Detalhes, retalhos do passado, povoavam suas crônicas. De um passado contemplado, como escreveu em "Jornada
Sentimental":
"Sem aquele antigo aperto de peito,
aquela angústia, aquela opressão, que foram companheiras cotidianas da minha
mocidade. Feridas e espinhos que não ferem mais, devo ter aprendido um jeito
de caminhar me machucando menos,
acho bom sentir tudo o que já deixei para
trás, sem querer um dia de volta tudo o
que já vivi. Sou turista do mundo, na cidade em que nasci, numa tarde sem programa, num pedaço de vida que já quase
não reconheço. Gosto de revirar dentro
do peito as emoções que me voltam desses antigos caminhos, com dores antigas
e antigas alegrias, que já perderam umas
e outras a sua força".
Experiência de vida: Elsie correu o
mundo. Durante muito tempo sua coluna teve o título de "Globe-trotter". Ela foi
à África, à Escandinávia, visitou vários
países da América Latina e revirou a Europa do avesso. Conveniências familiares (seu segundo marido, Ivan Pedro de
Martins, serviu na embaixada brasileira
na Inglaterra, onde também vivia sua neta Juliana) levaram-na a viver cinco anos
em Londres e 15 em Cascais, no litoral
português. Viu muita coisa e muitas coisas contou, num tempo em que não havia turismo de massa, as viagens eram
longas e complicadas (sua primeira ida
aos Estados Unidos levou 45 horas) e o
exterior era terra incognita para o grande público.

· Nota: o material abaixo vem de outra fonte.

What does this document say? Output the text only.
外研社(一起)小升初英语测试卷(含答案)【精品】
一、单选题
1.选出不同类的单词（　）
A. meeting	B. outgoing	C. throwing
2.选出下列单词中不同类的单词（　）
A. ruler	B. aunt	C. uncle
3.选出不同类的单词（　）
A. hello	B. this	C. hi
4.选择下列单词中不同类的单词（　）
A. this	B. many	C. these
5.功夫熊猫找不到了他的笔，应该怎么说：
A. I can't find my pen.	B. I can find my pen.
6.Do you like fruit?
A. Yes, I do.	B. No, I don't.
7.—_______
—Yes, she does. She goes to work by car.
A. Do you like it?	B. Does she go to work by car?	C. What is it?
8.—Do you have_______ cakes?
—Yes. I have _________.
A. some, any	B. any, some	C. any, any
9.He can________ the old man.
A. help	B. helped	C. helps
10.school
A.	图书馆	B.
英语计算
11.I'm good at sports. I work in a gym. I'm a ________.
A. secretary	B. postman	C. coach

Vida concreta brasileira: onde quer
que estivesse, Elsie escrevia como uma
brasileira, para brasileiros. Seus temas
não eram os grandes acontecimentos
políticos, altas autoridades, fatos memoráveis. Ela escrevia sobre a moça no café
parisiense, as praias cariocas, ruas da São
Paulo da sua meninice, buscando, sem
pressa, captar a vida que se vive e o tempo que passa. Como registrou, novamente, em "Jornada Sentimental":
"Num mundo que mudou tanto, tão outra eu mesma, quase fico reconhecida ao
reencontrar os antigos marcos".
O Brasil teve grandes cronistas neste
século. Paulo Mendes Campos, Fernando Sabino e Rubem Braga, por exemplo.
E teve também Elsie, que compôs esse
verso no meio de uma sentença: "Tão
outra eu mesma". Ela gostava de citar
uma frase de G.B. Shaw, dita quando a
mãe do escritor irlandês foi cremada:
"That beautiful flame was my mother".
Elsie Lessa morreu na quinta-feira, dia
17 de maio, em Cascais, e, conforme pediu, foi cremada.